一般人口の約5%がADHDと診断されることが報告されている。治療薬としては、ドパミンやノルアドレナリンという神経伝達物質系に作用するメチルフェニデートが最も効果があるとされている。しかし、体の成長、心臓、血管への影響のほか、薬を飲み続けるのが困難という点が問題視されており、新しい治療薬が切望されている。

ADHDにはドパミンが関与していることが知られる一方で、脳内の炎症が関与しているとも推測されている。しかし、ドパミンが結合する受容体のサブタイプの中で、ADHDに特徴的な注意や計画性の障害に関連するドパミンD1受容体と、脳内の炎症を担う活性型ミクログリアの関係について、ADHDを対象とした報告はこれまでなかった。
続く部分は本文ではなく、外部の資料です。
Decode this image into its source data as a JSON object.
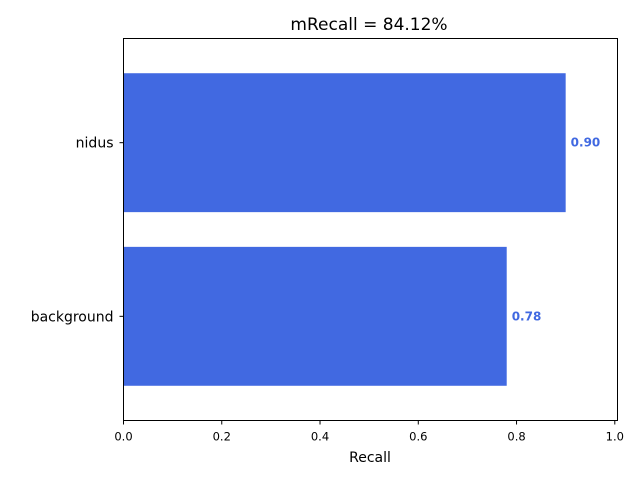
{
  "chart_data": {
    "type": "bar",
    "orientation": "horizontal",
    "title": "mRecall = 84.12%",
    "xlabel": "Recall",
    "ylabel": "",
    "categories": [
      "nidus",
      "background"
    ],
    "values": [
      0.9,
      0.78
    ],
    "value_labels": [
      "0.90",
      "0.78"
    ],
    "xlim": [
      0.0,
      1.0
    ],
    "xticks": [
      0.0,
      0.2,
      0.4,
      0.6,
      0.8,
      1.0
    ],
    "xtick_labels": [
      "0.0",
      "0.2",
      "0.4",
      "0.6",
      "0.8",
      "1.0"
    ],
    "grid": false,
    "legend": "none",
    "bar_color": "#4169e1",
    "label_color": "#4169e1"
  }
}
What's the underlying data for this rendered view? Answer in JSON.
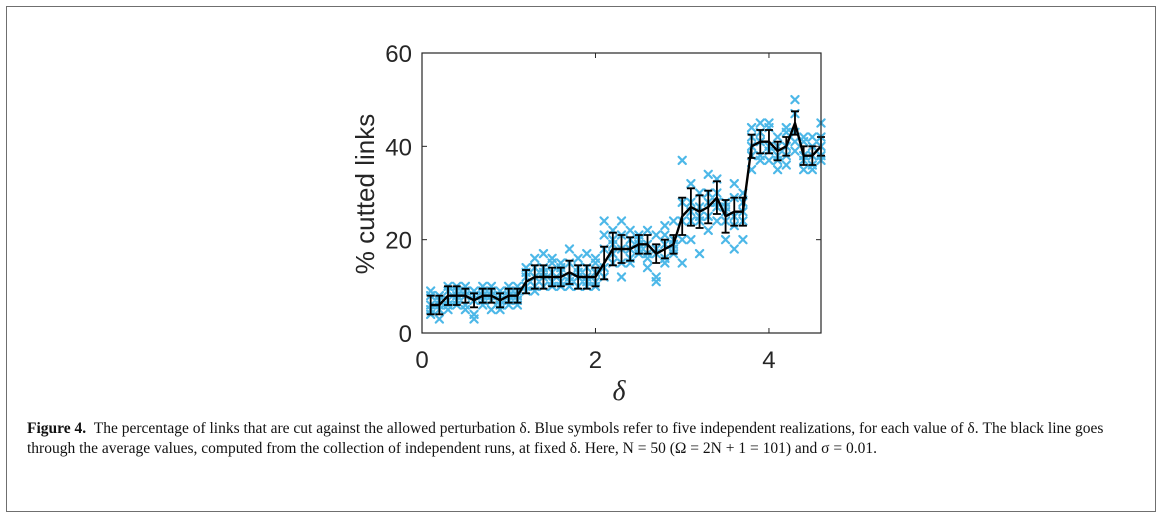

一方、動物実験から活性型のミクログリアにドパミンD1受容体が発現していることや、ドパミンD1受容体に働く薬がミクログリアの活性化を抑えることが報告されていた。そこで研究グループは今回、ADHDの背景病態として、ドパミンD1受容体と活性型のミクログリアが相互に関連しているとの仮説を立て、ADHDの脳内のドパミンD1受容体と、活性化ミクログリアとの関係についてPETを用いて調査した。

ドパミンD1受容体の結合能が低いほど落ち着きがなく、活性化ミクログリアの結合能が高いほど素早く正確な作業が困難

研究には、ADHDと診断された24人と定型的な発達を示す24人が参加。PETを用いて参加者の脳内のドパミンD1受容体への結合能(脳内での密度・活性を反映した指標)と活性化ミクログリアへの結合能の変化を調べ、さらにADHDの症状との関係を調べた。

その結果、定型的な発達の人と比べてADHDと診断された人では、脳の中でも注意や感情などのコントロールに重要な役割を持つとされる前部帯状回でドパミンD1受容体の結合能が低下していた。一方で、情報の一時的な保持や計画性に関わる背外側の前頭皮質や、衝動性的な行動のコントロールなどに重要である眼窩前頭皮質では、活性化ミクログリアの結合能が上昇していた。さらに、これらの脳の場所でのドパミンD1受容体と活性化ミクログリアの結合能の変化は、ADHDの重症度に関係していた。具体的には、前部帯状回のドパミンD1受容体の結合能が低いほど落ち着きのなさが顕著で、背外側前頭皮質の活性化ミクログリアの結合能が上昇しているほど素早く正確な作業が困難で、不注意も目立っていた。また、眼窩前頭皮質の活性化ミクログリアの結合能が増加しているほど素早く正確な作業が困難であるという関係も認められた。そして、ADHDの人では、背外側前頭皮質と眼窩前頭皮質でドパミンD1受容体の結合能の変化と、活性化ミクログリアの結合能の変化が、互いに関係していることも判明した。

「ドパミンD1受容体を刺激する薬でミクログリア活性を抑制」という新たな治療法に期待

今回の研究成果により、ドパミンD1受容体と活性化ミクログリアがADHD症状の重篤さに関わっていることが判明した。さらに、両者の相関関係はADHDの人だけに見出されることも明らかになった。このことから、「ドパミンD1受容体を刺激する薬でミクログリア活性を抑える」という、新しい治療法の開発につながることが期待される。